The democratic reversal has exposed the fragility of African democracy and the threat of political instability. It also questions whether democracy is delivering the expected development dividends. The relationship is an issue of contention among scholars. Some hold that democratic regimes undermine development; others say they enhance it. Arguments have been made that economic development facilitates democracy, while some schools of thought say it has no significant impact on growth.
In Africa though, strong relationships can be observed. Using both the EIU and V-Dem index scores in 2019, nine countries ranked as the top 10 African democracies have a very high, high or medium human development score. (Mauritius is very high, Seychelles, Botswana, South Africa and Tunisia are high, and São Tomé & Príncipe, Ghana and Namibia are medium.)
And except for Madagascar, all countries ranked as the top 10 democracies by at least one of the two indexes are middle-income countries, with Seychelles being a high-income country.
In terms of poverty reduction, less than 3% of Mauritius, Seychelles, Cabo Verde and Tunisia’s populations live on under US$1.90 a day. Ghana, Botswana, Namibia and South Africa have a US$1.90 poverty rate of 9.7%, 11.8%, 17.1% and 17.2% of their populations respectively.
How then do we explain why some countries ranked as democratic perform very poorly on development indexes?

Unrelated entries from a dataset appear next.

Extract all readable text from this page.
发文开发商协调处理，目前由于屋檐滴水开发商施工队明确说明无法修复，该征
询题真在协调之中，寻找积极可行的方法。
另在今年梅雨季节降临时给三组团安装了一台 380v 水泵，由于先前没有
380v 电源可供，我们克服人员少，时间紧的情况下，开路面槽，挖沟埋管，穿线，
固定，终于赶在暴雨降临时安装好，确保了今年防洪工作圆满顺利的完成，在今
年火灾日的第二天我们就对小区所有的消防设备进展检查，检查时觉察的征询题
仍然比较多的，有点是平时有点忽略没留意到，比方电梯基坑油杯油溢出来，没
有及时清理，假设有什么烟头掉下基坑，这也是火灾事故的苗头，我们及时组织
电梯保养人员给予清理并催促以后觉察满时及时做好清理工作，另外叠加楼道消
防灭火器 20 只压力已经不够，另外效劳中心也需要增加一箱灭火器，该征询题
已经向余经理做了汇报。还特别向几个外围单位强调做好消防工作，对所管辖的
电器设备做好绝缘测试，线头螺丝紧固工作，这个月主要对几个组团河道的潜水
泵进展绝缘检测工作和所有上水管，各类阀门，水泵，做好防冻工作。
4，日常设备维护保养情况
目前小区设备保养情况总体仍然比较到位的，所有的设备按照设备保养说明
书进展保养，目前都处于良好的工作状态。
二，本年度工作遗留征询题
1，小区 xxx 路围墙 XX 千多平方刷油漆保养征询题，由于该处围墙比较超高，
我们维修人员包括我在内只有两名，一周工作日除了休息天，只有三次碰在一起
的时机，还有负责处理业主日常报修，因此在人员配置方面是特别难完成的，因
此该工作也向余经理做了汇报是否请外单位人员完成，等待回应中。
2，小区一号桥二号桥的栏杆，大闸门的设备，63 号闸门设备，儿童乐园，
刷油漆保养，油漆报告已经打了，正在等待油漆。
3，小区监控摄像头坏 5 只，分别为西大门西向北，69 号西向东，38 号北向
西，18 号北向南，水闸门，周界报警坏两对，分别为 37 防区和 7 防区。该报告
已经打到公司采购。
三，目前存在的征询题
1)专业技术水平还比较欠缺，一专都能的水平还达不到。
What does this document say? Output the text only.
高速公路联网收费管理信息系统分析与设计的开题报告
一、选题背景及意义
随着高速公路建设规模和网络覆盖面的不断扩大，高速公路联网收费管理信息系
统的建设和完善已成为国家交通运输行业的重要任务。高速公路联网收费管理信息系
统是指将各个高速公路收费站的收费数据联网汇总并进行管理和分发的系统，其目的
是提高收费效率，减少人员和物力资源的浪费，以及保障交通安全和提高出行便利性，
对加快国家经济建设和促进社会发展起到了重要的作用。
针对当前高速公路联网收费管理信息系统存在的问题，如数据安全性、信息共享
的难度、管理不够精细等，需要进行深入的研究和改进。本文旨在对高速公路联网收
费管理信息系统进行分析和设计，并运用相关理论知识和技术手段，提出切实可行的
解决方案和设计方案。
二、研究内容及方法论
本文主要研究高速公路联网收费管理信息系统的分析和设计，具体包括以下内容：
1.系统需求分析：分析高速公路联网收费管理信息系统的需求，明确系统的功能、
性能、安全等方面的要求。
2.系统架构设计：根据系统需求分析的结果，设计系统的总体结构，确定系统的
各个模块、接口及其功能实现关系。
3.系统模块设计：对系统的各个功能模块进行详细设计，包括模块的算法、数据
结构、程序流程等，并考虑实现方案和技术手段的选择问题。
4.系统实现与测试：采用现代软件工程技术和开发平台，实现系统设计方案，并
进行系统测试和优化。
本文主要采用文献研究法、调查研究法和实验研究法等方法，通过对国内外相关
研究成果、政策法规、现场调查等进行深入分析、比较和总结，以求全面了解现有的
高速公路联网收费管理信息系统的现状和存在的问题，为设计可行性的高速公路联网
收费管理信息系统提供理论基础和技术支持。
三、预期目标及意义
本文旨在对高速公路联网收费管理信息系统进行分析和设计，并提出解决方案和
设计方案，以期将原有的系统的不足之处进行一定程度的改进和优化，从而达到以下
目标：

States like Lesotho, Senegal and Madagascar all score low on human development. In fact, in 2019, 73.2% of Madagascar’s population lived on less than US$1.90 a day. For Lesotho and Senegal, this is 36.4% and 29.7% respectively.
The difference in the development rate in these countries can be attributed to their level of governance. Democratic states such as Seychelles, Mauritius, Cabo Verde and Botswana have high scores on governance indexes and are also more developed. On the other hand, democratic countries such as Madagascar and Lesotho, which perform poorer on such indexes, have low development.
This suggests that good governance may serve as an intervening factor between democracy and development. Good governance in the form of rule of law and justice, accountability, transparency and anti-corruption, is necessary to drive growth.
Could there be alternative routes to development? Does autocracy yield the desired results? Comparing the 10 worst African democracies using the above indexes reveals an interesting relationship between authoritarian regimes and levels of development.
Most at the bottom of the democratic indexes are low-income countries (Guinea-Bissau, Eritrea, Burundi, Chad, CAR, Democratic Republic of the Congo (DRC), Somalia, Congo and South Sudan). And they have low human development (Djibouti, Sudan, Guinea-Bissau, Eritrea, Burundi, Chad, CAR, DRC, Somalia and South Sudan).
Indeed, states such as Somalia, Burundi, CAR, DRC, Guinea-Bissau, Chad and South Sudan – which are at the bottom of democracy indexes – are also at the bottom of governance and development indexes. Over 70% of people in South Sudan, the DRC, CAR and Burundi live below the poverty line of US$1.90 a day.
Likewise, Guinea-Bissau, Congo, Somalia and Chad have a high poverty rate. In addition to their poor governance, another common feature is years of political instability. So authoritarian regimes coupled with instability, poor leadership and weak governance produce the worst outcomes for development.
There are a few exceptions in which authoritarian regimes appear to perform better on development indexes. Countries like Libya, Equatorial Guinea and Algeria, which are highly undemocratic, have performed better on development. They are middle-income and have high human development indexes and poverty rates of less than 2%.
So irrespective of the regime type, good governance promotes development. Visionary leadership and strong institutions are Africa’s surest pathway to achieving sustainable development. This means that democratic states should focus not just on elections, but on achieving good governance.